As a daughter, your responsibilities may be caregiving for a loved one, instead of working with home health agencies. Aging parents, family members, and friends with dementia require a substantial amount of care, but balancing life and dementia caregiving can be emotionally and physically overwhelming.

One solution is to find in-home care services, but many daughters choose to care for elderly parents on their own, rather than hire an in-home care company that can provide quality in-home professional care. This presents extreme challenges when balancing life’s other responsibilities.

According to Stanford University School of Medicine, about 8.4 million people in the U.S. may have some form of dementia by 2030. Unpaid family members care for 83 percent of such patients today, and daughters are 28 percent more likely to provide senior personal care for a parent than a son.1 What does this mean? For individuals, it means a greater likelihood of physical, mental, emotional exhaustion, and extreme stress from providing caregiving, instead of relying on in-home health care.

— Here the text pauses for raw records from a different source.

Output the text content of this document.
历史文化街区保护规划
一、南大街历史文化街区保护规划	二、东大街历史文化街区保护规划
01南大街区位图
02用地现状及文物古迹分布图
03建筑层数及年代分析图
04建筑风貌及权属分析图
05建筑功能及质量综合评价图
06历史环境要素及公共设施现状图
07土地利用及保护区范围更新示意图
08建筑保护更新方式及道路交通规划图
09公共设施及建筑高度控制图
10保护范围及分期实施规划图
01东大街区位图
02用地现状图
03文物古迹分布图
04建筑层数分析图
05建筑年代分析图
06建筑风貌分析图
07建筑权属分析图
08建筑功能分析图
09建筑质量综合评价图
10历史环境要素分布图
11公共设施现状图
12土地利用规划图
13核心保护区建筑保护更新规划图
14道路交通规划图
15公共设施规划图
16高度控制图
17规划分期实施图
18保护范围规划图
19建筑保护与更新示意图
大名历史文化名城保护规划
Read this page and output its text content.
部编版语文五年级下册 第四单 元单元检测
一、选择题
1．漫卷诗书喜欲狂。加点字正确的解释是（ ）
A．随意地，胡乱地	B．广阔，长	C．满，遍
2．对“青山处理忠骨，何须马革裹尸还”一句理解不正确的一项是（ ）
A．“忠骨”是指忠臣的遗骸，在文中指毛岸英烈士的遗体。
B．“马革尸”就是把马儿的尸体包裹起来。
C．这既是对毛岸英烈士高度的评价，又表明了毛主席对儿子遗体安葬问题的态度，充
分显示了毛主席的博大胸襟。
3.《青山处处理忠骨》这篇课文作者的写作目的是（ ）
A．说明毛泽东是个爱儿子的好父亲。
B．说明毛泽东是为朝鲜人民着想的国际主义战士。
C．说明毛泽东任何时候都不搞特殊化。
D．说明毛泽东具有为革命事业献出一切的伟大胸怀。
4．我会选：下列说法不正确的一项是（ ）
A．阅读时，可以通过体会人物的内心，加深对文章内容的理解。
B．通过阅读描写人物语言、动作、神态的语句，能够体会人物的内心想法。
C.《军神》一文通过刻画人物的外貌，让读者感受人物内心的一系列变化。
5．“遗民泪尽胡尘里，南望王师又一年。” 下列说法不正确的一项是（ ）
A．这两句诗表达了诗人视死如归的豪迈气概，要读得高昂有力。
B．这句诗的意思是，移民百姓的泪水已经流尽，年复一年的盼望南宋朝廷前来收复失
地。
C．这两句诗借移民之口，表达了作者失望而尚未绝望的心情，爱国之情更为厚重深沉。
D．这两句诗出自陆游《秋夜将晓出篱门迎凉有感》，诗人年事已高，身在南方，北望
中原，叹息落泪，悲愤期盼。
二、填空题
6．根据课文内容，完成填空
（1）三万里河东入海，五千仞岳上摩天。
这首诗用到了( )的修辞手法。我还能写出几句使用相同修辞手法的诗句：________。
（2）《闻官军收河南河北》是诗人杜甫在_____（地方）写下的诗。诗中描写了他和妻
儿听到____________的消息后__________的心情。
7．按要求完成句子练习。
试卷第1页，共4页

In fact, Home Care Assistance found dementia caregivers were seven times more at risk of exhaustion, and three times more likely to be stressed, than those who didn’t provide care.2

How Daughters Can Balance Life and Caregiving

Hiring a home care professional is one solution. However, family members may want a strong role in home health care rather than pay for full-service home care. Here are some tips for lowering the stress level, including professional in-home adult care and in-home care management:

  1. Reduce your load: Home caregivers have a lot on their plate. Identify what is most important to you and your family; if there’s no time for certain activities, spend time on the most important tasks. Also, purchase food that’s easy to cook, or prepare larger quantities that can be frozen and consumed later.
  2. Have a positive outlook: Self-judgment can make caring for seniors more difficult. Love and compassion should be prioritized, but caregivers often feel anxiety, anger, shame, and depression. Believing you are doing your best is important. So is accepting your capabilities for the present day and not dwelling on the past or future. If it’s too much to bear, realize caregiver agencies and caregiver programs are out there to help.
  3. Stay connected: Daughters as live-in caregivers tend to become isolated. By confiding in close friends, you can vent your frustrations or talk about your hopes, dreams, and the finer things in life. Their positive feedback can be a morale booster.
  4. Seek outside help: Asking for respite care is nothing to be ashamed of. There are caregiver services that can assist. Senior care assistance comes with the perks of having a caregiver manager, in-home care, and any level of in-home care assistance you may need. Being a family caregiver can take its toll. Hiring a professional Alzheimer caregiver and receiving in-home memory care or senior care assistance can improve your health, spirit, and well-being.

Caregiving Daughters

Home health agencies are there to make life easier for caregiving daughters, their families, and parents. Elder caregivers can provide senior help through flexible part- and full-time home care services. We can provide on-call home care or full-time senior assistance.